Electrical stimulation can alter the gastric motor function or modulate afferent signaling to the brain. In animal studies, various methods of chronic GES achieved weight loss by reducing food intake, fat tissue weight, and gastric emptying. Altered levels of neuropeptide Y (NPY), alpha-melanocyte-stimulating hormone (alpha-MSH), orexin (OX), and oxytocin and their receptors in the hypothalamus, adipose tissue and stomach were observed [35].

In a recent review of 31 studies, weight loss was achieved during the first 12 months. However, only a few studies had a follow-up period of more than 12 months. The Transcend® (Implantable Gastric Stimulation) device showed a relatively longer period of significant weight loss. Other significant results included changes in appetite/ satiety, gastric emptying rate, blood pressure and neurohormone levels or biochemical markers, such as ghrelin or HbA1c [36,37]. In a study of 27 obese patients, GES using the Ability® system, featuring a transgastric sensor that detects food intake, resulted in a 49% excess weight loss (EWL) [38]. In a 12 month study of 34 obese subjects, the mean EWL was 28.7% and the mean reduction in BMI was 4.8. The effect was stable for up to 27 months [39]. GES performed using the DIAMOND® device in 61 patients with type 2 diabetes led to a 5.7% decrease in body weight and a 0.9% decrease in mean HbA1c [40]. The meal-initiated implantable gastric contractility modulation (GCM) device was tested in obese type 2 diabetes patients. At 12 months, body weight and HBA1C levels had both decreased [41]. The SHAPE (Screened Health Assessment and Pacer Evaluation) trial was a 24 month randomized multicenter placebo-controlled study to determine the efficacy of using an implantable gastric stimulator (IGS) for weight loss. At 24 months, the control group showed weight gain from the baseline that was significantly different from the weight loss in the treatment group. At 12 months, fasting ghrelin levels were significantly increased in the treatment group but not in the control. These data suggested that IGS does not prevent the increase in fasting plasma ghrelin levels associated with weight loss [42].

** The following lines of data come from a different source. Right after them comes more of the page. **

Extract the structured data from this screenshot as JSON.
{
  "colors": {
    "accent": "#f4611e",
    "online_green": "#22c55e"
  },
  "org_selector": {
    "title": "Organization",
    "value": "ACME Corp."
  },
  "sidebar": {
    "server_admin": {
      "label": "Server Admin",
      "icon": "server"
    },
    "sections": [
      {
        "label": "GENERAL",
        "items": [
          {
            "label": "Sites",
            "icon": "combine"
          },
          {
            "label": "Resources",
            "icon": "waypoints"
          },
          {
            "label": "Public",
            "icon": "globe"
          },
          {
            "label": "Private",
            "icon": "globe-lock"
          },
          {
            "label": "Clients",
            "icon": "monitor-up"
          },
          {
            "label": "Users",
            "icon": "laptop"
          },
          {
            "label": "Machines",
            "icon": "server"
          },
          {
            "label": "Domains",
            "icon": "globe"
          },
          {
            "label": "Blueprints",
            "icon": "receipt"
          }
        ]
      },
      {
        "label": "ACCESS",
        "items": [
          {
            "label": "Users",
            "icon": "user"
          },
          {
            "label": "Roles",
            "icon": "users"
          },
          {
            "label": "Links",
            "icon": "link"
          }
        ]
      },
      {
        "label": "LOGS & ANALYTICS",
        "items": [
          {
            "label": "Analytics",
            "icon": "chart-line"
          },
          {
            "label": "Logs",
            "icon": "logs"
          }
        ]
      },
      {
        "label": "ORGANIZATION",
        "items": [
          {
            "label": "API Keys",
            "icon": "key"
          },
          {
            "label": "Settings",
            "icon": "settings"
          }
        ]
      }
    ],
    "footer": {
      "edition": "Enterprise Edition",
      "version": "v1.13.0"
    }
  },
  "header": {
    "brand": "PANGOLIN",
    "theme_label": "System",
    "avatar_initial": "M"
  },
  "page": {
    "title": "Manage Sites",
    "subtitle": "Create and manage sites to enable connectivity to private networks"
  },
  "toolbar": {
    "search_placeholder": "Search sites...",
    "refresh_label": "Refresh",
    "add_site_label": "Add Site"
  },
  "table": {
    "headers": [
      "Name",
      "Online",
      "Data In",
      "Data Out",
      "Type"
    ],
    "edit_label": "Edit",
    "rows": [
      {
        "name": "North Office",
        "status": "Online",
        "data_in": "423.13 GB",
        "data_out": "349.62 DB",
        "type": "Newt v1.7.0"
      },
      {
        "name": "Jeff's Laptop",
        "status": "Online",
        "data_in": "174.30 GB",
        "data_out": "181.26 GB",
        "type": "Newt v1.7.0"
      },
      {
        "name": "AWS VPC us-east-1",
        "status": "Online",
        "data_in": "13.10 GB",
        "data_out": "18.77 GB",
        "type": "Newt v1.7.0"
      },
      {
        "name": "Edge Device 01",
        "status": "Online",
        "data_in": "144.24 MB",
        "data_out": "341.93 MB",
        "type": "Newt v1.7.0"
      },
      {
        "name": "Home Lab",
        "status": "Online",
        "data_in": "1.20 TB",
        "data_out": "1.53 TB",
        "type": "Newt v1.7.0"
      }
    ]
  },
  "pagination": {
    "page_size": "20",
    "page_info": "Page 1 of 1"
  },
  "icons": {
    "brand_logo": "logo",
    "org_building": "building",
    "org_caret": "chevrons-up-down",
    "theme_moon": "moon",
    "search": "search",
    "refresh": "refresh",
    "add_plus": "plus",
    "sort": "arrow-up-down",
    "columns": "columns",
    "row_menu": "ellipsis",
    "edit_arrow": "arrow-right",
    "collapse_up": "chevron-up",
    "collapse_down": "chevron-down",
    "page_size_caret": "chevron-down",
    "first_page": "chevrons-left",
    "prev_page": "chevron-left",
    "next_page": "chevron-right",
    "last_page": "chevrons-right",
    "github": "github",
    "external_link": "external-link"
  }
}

The present study provides preliminary results as to the potential use of irregular gastric stimulation for alteration of the brain-gut axis in a way that can overcome accommodation to stimuli. Long-term trials are required for further evaluating this effect. Further studies of additional hormones and metabolic parameters are required for elucidation of the mechanism of action.

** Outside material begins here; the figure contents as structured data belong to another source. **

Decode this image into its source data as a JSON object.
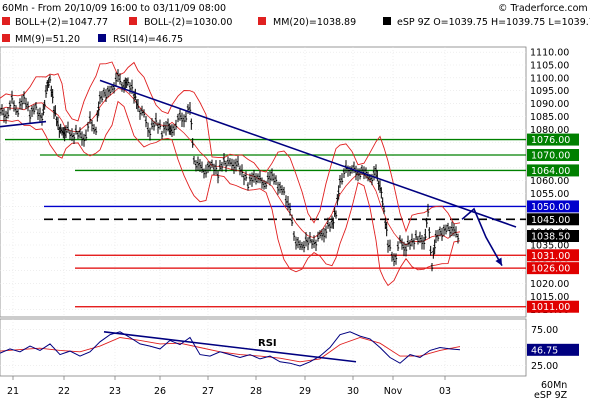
{
  "header": {
    "period": "60Mn - From 20/10/09 16:00 to 03/11/09 08:00",
    "source": "© Traderforce.com"
  },
  "legend": [
    {
      "label": "BOLL+(2)=1047.77",
      "color": "#e02020"
    },
    {
      "label": "BOLL-(2)=1030.00",
      "color": "#e02020"
    },
    {
      "label": "MM(20)=1038.89",
      "color": "#e02020"
    },
    {
      "label": "eSP 9Z O=1039.75 H=1039.75 L=1039.75",
      "color": "#000000"
    },
    {
      "label": "MM(9)=51.20",
      "color": "#e02020"
    },
    {
      "label": "RSI(14)=46.75",
      "color": "#000080"
    }
  ],
  "footer": {
    "timeframe": "60Mn",
    "symbol": "eSP 9Z"
  },
  "chart_data": {
    "type": "candlestick",
    "ylim": [
      1007,
      1112
    ],
    "yticks": [
      1010,
      1015,
      1020,
      1025,
      1030,
      1035,
      1040,
      1045,
      1050,
      1055,
      1060,
      1065,
      1070,
      1075,
      1080,
      1085,
      1090,
      1095,
      1100,
      1105,
      1110
    ],
    "x_labels": [
      "21",
      "22",
      "23",
      "26",
      "27",
      "28",
      "29",
      "30",
      "Nov",
      "03"
    ],
    "grid": true,
    "levels": [
      {
        "value": 1076.0,
        "label": "1076.00",
        "color": "#008000",
        "style": "solid"
      },
      {
        "value": 1070.0,
        "label": "1070.00",
        "color": "#008000",
        "style": "solid"
      },
      {
        "value": 1064.0,
        "label": "1064.00",
        "color": "#008000",
        "style": "solid"
      },
      {
        "value": 1050.0,
        "label": "1050.00",
        "color": "#0000cc",
        "style": "solid"
      },
      {
        "value": 1045.0,
        "label": "1045.00",
        "color": "#000000",
        "style": "dashed"
      },
      {
        "value": 1031.0,
        "label": "1031.00",
        "color": "#e00000",
        "style": "solid"
      },
      {
        "value": 1026.0,
        "label": "1026.00",
        "color": "#e00000",
        "style": "solid"
      },
      {
        "value": 1011.0,
        "label": "1011.00",
        "color": "#e00000",
        "style": "solid"
      }
    ],
    "last_price": {
      "value": 1038.5,
      "label": "1038.50"
    },
    "price_path": [
      [
        0,
        1088
      ],
      [
        6,
        1085
      ],
      [
        12,
        1091
      ],
      [
        18,
        1087
      ],
      [
        24,
        1092
      ],
      [
        30,
        1086
      ],
      [
        36,
        1089
      ],
      [
        42,
        1083
      ],
      [
        46,
        1095
      ],
      [
        50,
        1099
      ],
      [
        54,
        1088
      ],
      [
        58,
        1082
      ],
      [
        62,
        1078
      ],
      [
        66,
        1080
      ],
      [
        72,
        1077
      ],
      [
        78,
        1079
      ],
      [
        84,
        1076
      ],
      [
        90,
        1083
      ],
      [
        96,
        1080
      ],
      [
        100,
        1092
      ],
      [
        106,
        1094
      ],
      [
        112,
        1096
      ],
      [
        118,
        1100
      ],
      [
        124,
        1097
      ],
      [
        128,
        1098
      ],
      [
        134,
        1094
      ],
      [
        138,
        1089
      ],
      [
        144,
        1085
      ],
      [
        150,
        1079
      ],
      [
        156,
        1083
      ],
      [
        162,
        1079
      ],
      [
        168,
        1082
      ],
      [
        172,
        1078
      ],
      [
        178,
        1085
      ],
      [
        184,
        1083
      ],
      [
        190,
        1089
      ],
      [
        194,
        1068
      ],
      [
        200,
        1065
      ],
      [
        206,
        1064
      ],
      [
        212,
        1066
      ],
      [
        218,
        1063
      ],
      [
        224,
        1068
      ],
      [
        230,
        1066
      ],
      [
        236,
        1067
      ],
      [
        242,
        1063
      ],
      [
        248,
        1059
      ],
      [
        254,
        1062
      ],
      [
        260,
        1060
      ],
      [
        266,
        1059
      ],
      [
        272,
        1062
      ],
      [
        278,
        1058
      ],
      [
        284,
        1056
      ],
      [
        290,
        1048
      ],
      [
        296,
        1036
      ],
      [
        302,
        1034
      ],
      [
        308,
        1037
      ],
      [
        314,
        1036
      ],
      [
        320,
        1038
      ],
      [
        326,
        1041
      ],
      [
        332,
        1043
      ],
      [
        336,
        1048
      ],
      [
        340,
        1060
      ],
      [
        346,
        1064
      ],
      [
        352,
        1065
      ],
      [
        358,
        1062
      ],
      [
        364,
        1064
      ],
      [
        370,
        1061
      ],
      [
        376,
        1063
      ],
      [
        380,
        1058
      ],
      [
        384,
        1048
      ],
      [
        388,
        1036
      ],
      [
        394,
        1029
      ],
      [
        400,
        1036
      ],
      [
        406,
        1034
      ],
      [
        412,
        1036
      ],
      [
        418,
        1038
      ],
      [
        424,
        1036
      ],
      [
        428,
        1047
      ],
      [
        432,
        1027
      ],
      [
        436,
        1038
      ],
      [
        442,
        1040
      ],
      [
        448,
        1042
      ],
      [
        454,
        1040
      ],
      [
        460,
        1038.5
      ]
    ],
    "projection": [
      [
        462,
        1045
      ],
      [
        474,
        1049
      ],
      [
        486,
        1038
      ],
      [
        502,
        1027
      ]
    ],
    "resistance_trendline": [
      [
        100,
        1099
      ],
      [
        516,
        1042
      ]
    ],
    "early_support_line": [
      [
        0,
        1081
      ],
      [
        46,
        1083
      ]
    ],
    "rsi_panel": {
      "ylim": [
        10,
        90
      ],
      "yticks": [
        25,
        50,
        75
      ],
      "yticks_labels": [
        "25.00",
        "50.00",
        "75.00"
      ],
      "current": {
        "value": 46.75,
        "label": "46.75"
      },
      "label": "RSI",
      "rsi": [
        [
          0,
          42
        ],
        [
          10,
          48
        ],
        [
          20,
          44
        ],
        [
          30,
          52
        ],
        [
          40,
          46
        ],
        [
          50,
          55
        ],
        [
          60,
          40
        ],
        [
          70,
          45
        ],
        [
          80,
          38
        ],
        [
          90,
          44
        ],
        [
          100,
          58
        ],
        [
          110,
          68
        ],
        [
          120,
          72
        ],
        [
          130,
          64
        ],
        [
          140,
          55
        ],
        [
          150,
          52
        ],
        [
          160,
          48
        ],
        [
          170,
          60
        ],
        [
          180,
          54
        ],
        [
          190,
          64
        ],
        [
          200,
          40
        ],
        [
          210,
          38
        ],
        [
          220,
          44
        ],
        [
          230,
          40
        ],
        [
          240,
          36
        ],
        [
          250,
          40
        ],
        [
          260,
          34
        ],
        [
          270,
          38
        ],
        [
          280,
          30
        ],
        [
          290,
          28
        ],
        [
          300,
          24
        ],
        [
          310,
          30
        ],
        [
          320,
          38
        ],
        [
          330,
          50
        ],
        [
          340,
          68
        ],
        [
          350,
          72
        ],
        [
          360,
          66
        ],
        [
          370,
          62
        ],
        [
          380,
          50
        ],
        [
          390,
          36
        ],
        [
          400,
          28
        ],
        [
          410,
          40
        ],
        [
          420,
          36
        ],
        [
          430,
          46
        ],
        [
          440,
          50
        ],
        [
          450,
          48
        ],
        [
          460,
          46.75
        ]
      ],
      "mm9": [
        [
          0,
          45
        ],
        [
          20,
          47
        ],
        [
          40,
          49
        ],
        [
          60,
          46
        ],
        [
          80,
          44
        ],
        [
          100,
          52
        ],
        [
          120,
          64
        ],
        [
          140,
          60
        ],
        [
          160,
          55
        ],
        [
          180,
          56
        ],
        [
          200,
          50
        ],
        [
          220,
          44
        ],
        [
          240,
          40
        ],
        [
          260,
          38
        ],
        [
          280,
          35
        ],
        [
          300,
          30
        ],
        [
          320,
          34
        ],
        [
          340,
          54
        ],
        [
          360,
          64
        ],
        [
          380,
          56
        ],
        [
          400,
          38
        ],
        [
          420,
          38
        ],
        [
          440,
          46
        ],
        [
          460,
          51.2
        ]
      ],
      "trendline": [
        [
          104,
          72
        ],
        [
          356,
          30
        ]
      ]
    }
  }
}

In summary, minimally invasive gastric manipulation methods promoting safe, reliable and long-term sustainable weight loss are needed. The data from the present study suggest that an irregular external gastric stimulation-based algorithm is associated with suppression of ghrelin levels, enabling long-term weight loss. This method may be a strategy for overcoming the brain-gut axis accommodation.